In Romans 1:29-30 the long sorry list of gross and offensive behavior actually gets tedious after awhile.  When we see the pathologies play out in life and on the news everyday it gets depressing.  Sometimes a word jumps out and really makes us take notice.  Hubris is listed after “God haters” and assume we know what it means – proud or haughty. One commentary talked about those who insolently drive away from themselves all that is good and salutary.  If you were ever interested in the stories of the old Greek gods you might remember that the sin of hubris was punished by “nemesis”.  Hubris is arrogance associated with greatness that seeks to take from gods their rightful place or honor.  In Romans hubris is a distain for everyone and everything but oneself.  It it is a general nasty attitude that causes an action that leads to another Greek word -“hamartia” meaning to miss the mark.  Here is a section from the internet on tragedy –

Aristotle’s tragic heroes are flawed individuals who commit, without evil intent, great wrongs or injuries that ultimately lead to their misfortune, often followed by tragic realization of the true nature of events that led to this destiny.  This means the hero still must be – to some degree – morally grounded.

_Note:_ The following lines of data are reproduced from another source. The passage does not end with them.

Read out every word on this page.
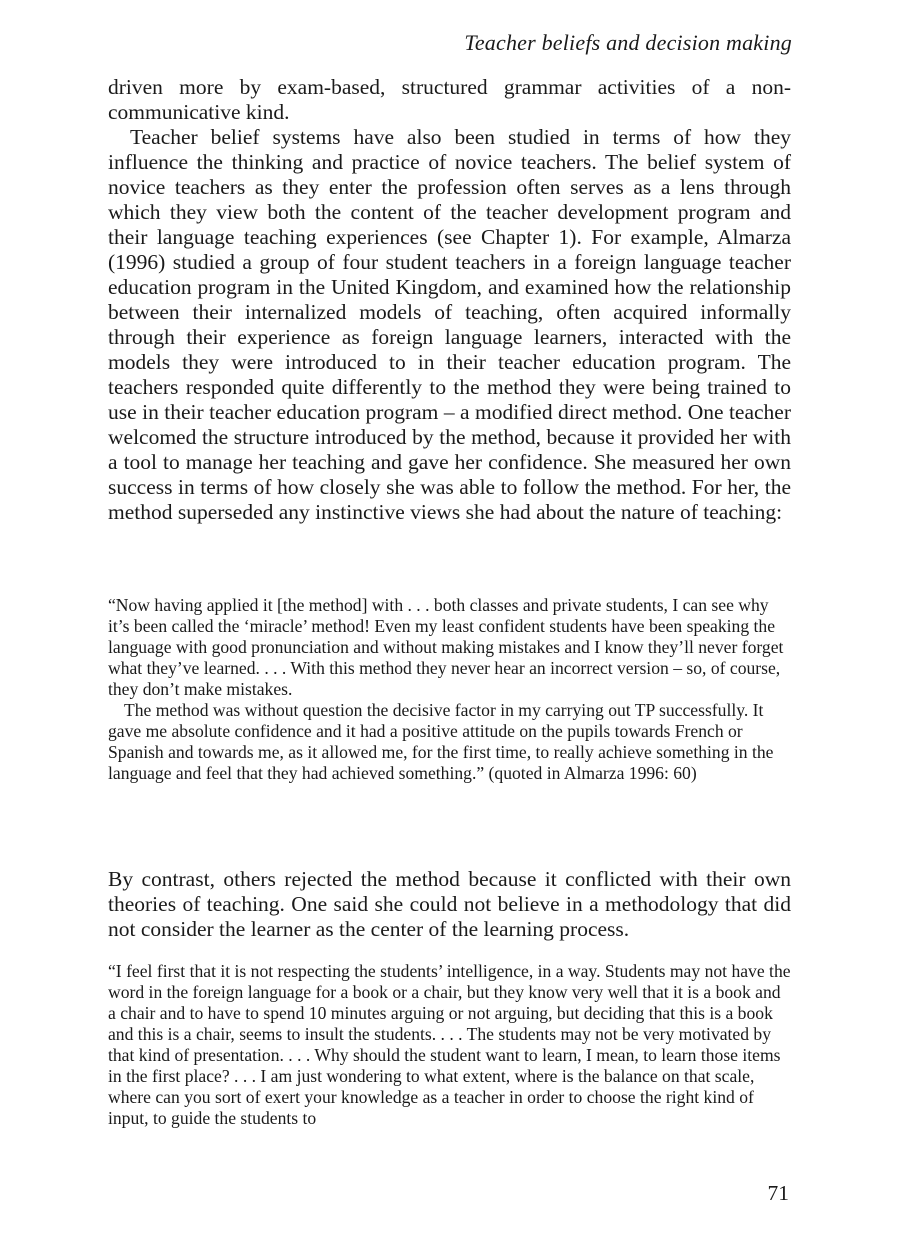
Teacher beliefs and decision making

driven more by exam-based, structured grammar activities of a non-communicative kind.

Teacher belief systems have also been studied in terms of how they influence the thinking and practice of novice teachers. The belief system of novice teachers as they enter the profession often serves as a lens through which they view both the content of the teacher development program and their language teaching experiences (see Chapter 1). For example, Almarza (1996) studied a group of four student teachers in a foreign language teacher education program in the United Kingdom, and examined how the relationship between their internalized models of teaching, often acquired informally through their experience as foreign language learners, interacted with the models they were introduced to in their teacher education program. The teachers responded quite differently to the method they were being trained to use in their teacher education program – a modified direct method. One teacher welcomed the structure introduced by the method, because it provided her with a tool to manage her teaching and gave her confidence. She measured her own success in terms of how closely she was able to follow the method. For her, the method superseded any instinctive views she had about the nature of teaching:

“Now having applied it [the method] with . . . both classes and private students, I can see why it’s been called the ‘miracle’ method! Even my least confident students have been speaking the language with good pronunciation and without making mistakes and I know they’ll never forget what they’ve learned. . . . With this method they never hear an incorrect version – so, of course, they don’t make mistakes.

The method was without question the decisive factor in my carrying out TP successfully. It gave me absolute confidence and it had a positive attitude on the pupils towards French or Spanish and towards me, as it allowed me, for the first time, to really achieve something in the language and feel that they had achieved something.” (quoted in Almarza 1996: 60)

By contrast, others rejected the method because it conflicted with their own theories of teaching. One said she could not believe in a methodology that did not consider the learner as the center of the learning process.

“I feel first that it is not respecting the students’ intelligence, in a way. Students may not have the word in the foreign language for a book or a chair, but they know very well that it is a book and a chair and to have to spend 10 minutes arguing or not arguing, but deciding that this is a book and this is a chair, seems to insult the students. . . . The students may not be very motivated by that kind of presentation. . . . Why should the student want to learn, I mean, to learn those items in the first place? . . . I am just wondering to what extent, where is the balance on that scale, where can you sort of exert your knowledge as a teacher in order to choose the right kind of input, to guide the students to

71
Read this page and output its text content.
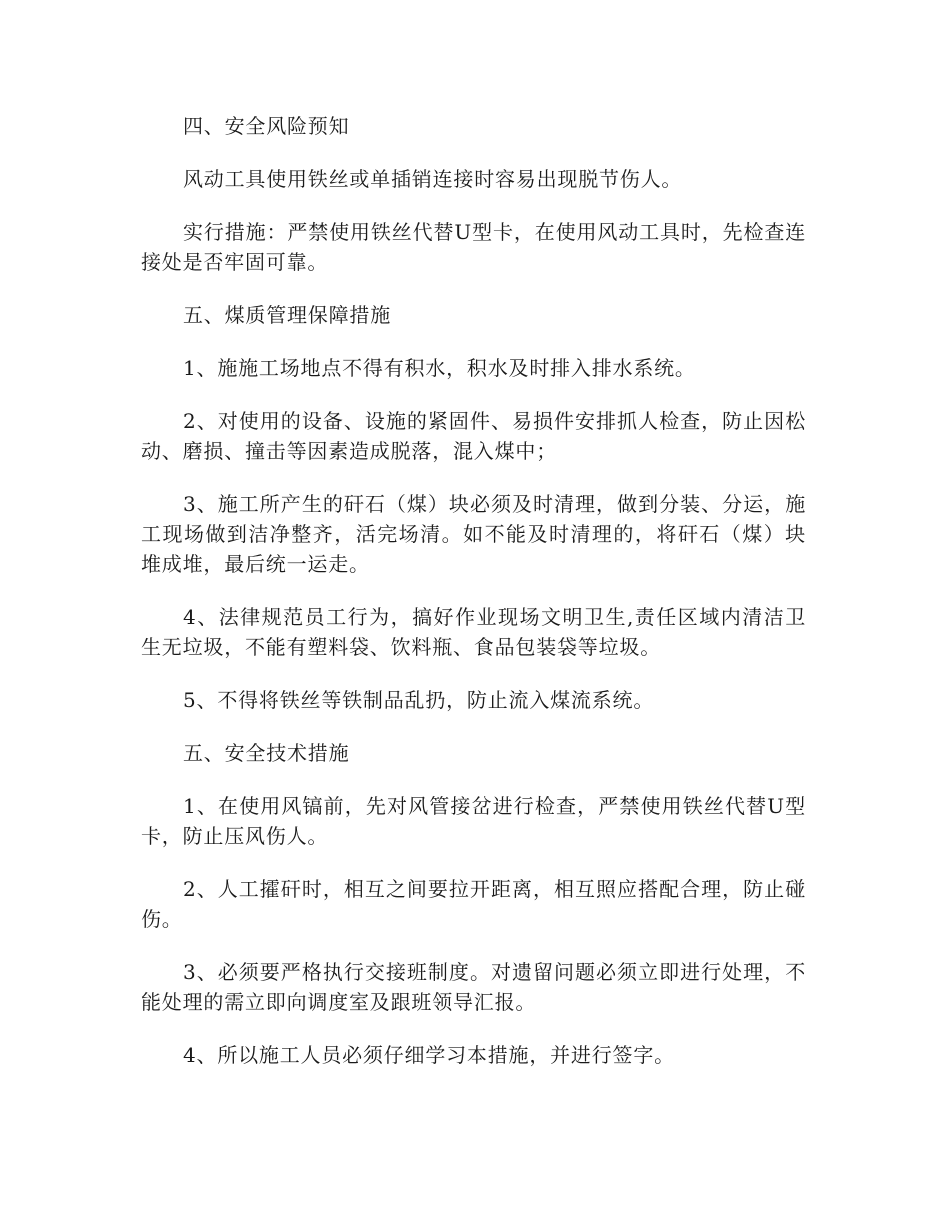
四、安全风险预知

风动工具使用铁丝或单插销连接时容易出现脱节伤人。

实行措施：严禁使用铁丝代替U型卡，在使用风动工具时，先检查连接处是否牢固可靠。

五、煤质管理保障措施

1、施施工场地点不得有积水，积水及时排入排水系统。

2、对使用的设备、设施的紧固件、易损件安排抓人检查，防止因松动、磨损、撞击等因素造成脱落，混入煤中；

3、施工所产生的矸石（煤）块必须及时清理，做到分装、分运，施工现场做到洁净整齐，活完场清。如不能及时清理的，将矸石（煤）块堆成堆，最后统一运走。

4、法律规范员工行为，搞好作业现场文明卫生,责任区域内清洁卫生无垃圾，不能有塑料袋、饮料瓶、食品包装袋等垃圾。

5、不得将铁丝等铁制品乱扔，防止流入煤流系统。

五、安全技术措施

1、在使用风镐前，先对风管接岔进行检查，严禁使用铁丝代替U型卡，防止压风伤人。

2、人工攉矸时，相互之间要拉开距离，相互照应搭配合理，防止碰伤。

3、必须要严格执行交接班制度。对遗留问题必须立即进行处理，不能处理的需立即向调度室及跟班领导汇报。

4、所以施工人员必须仔细学习本措施，并进行签字。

The usual irony in Greek tragedy is that the hero is both extraordinarily capable and highly moral (in the Greek honor-culture sense of being duty-bound to moral expectations), and it is these exact, highly-admirable qualities that lead the hero into tragic circumstances.

The circumstances in Greek tragedy bring about the hero missing the mark (hamartia).  Paul seems to turn all this around to say that the hamartia, the sin, causes the circumstances that leads to even more sin and strife.  Even heros are without excuse.

if someone needs to write a paper or a thesis this would be fun – An Examination of Greek Tragedy and the Concept of Hamartia in Paul’s Thought; The Modern’s Excuse Machine.

Romans 1 says we are all bad so we do bad things.  Moderns try to explain away sin and it as something heroic and God becomes the villain.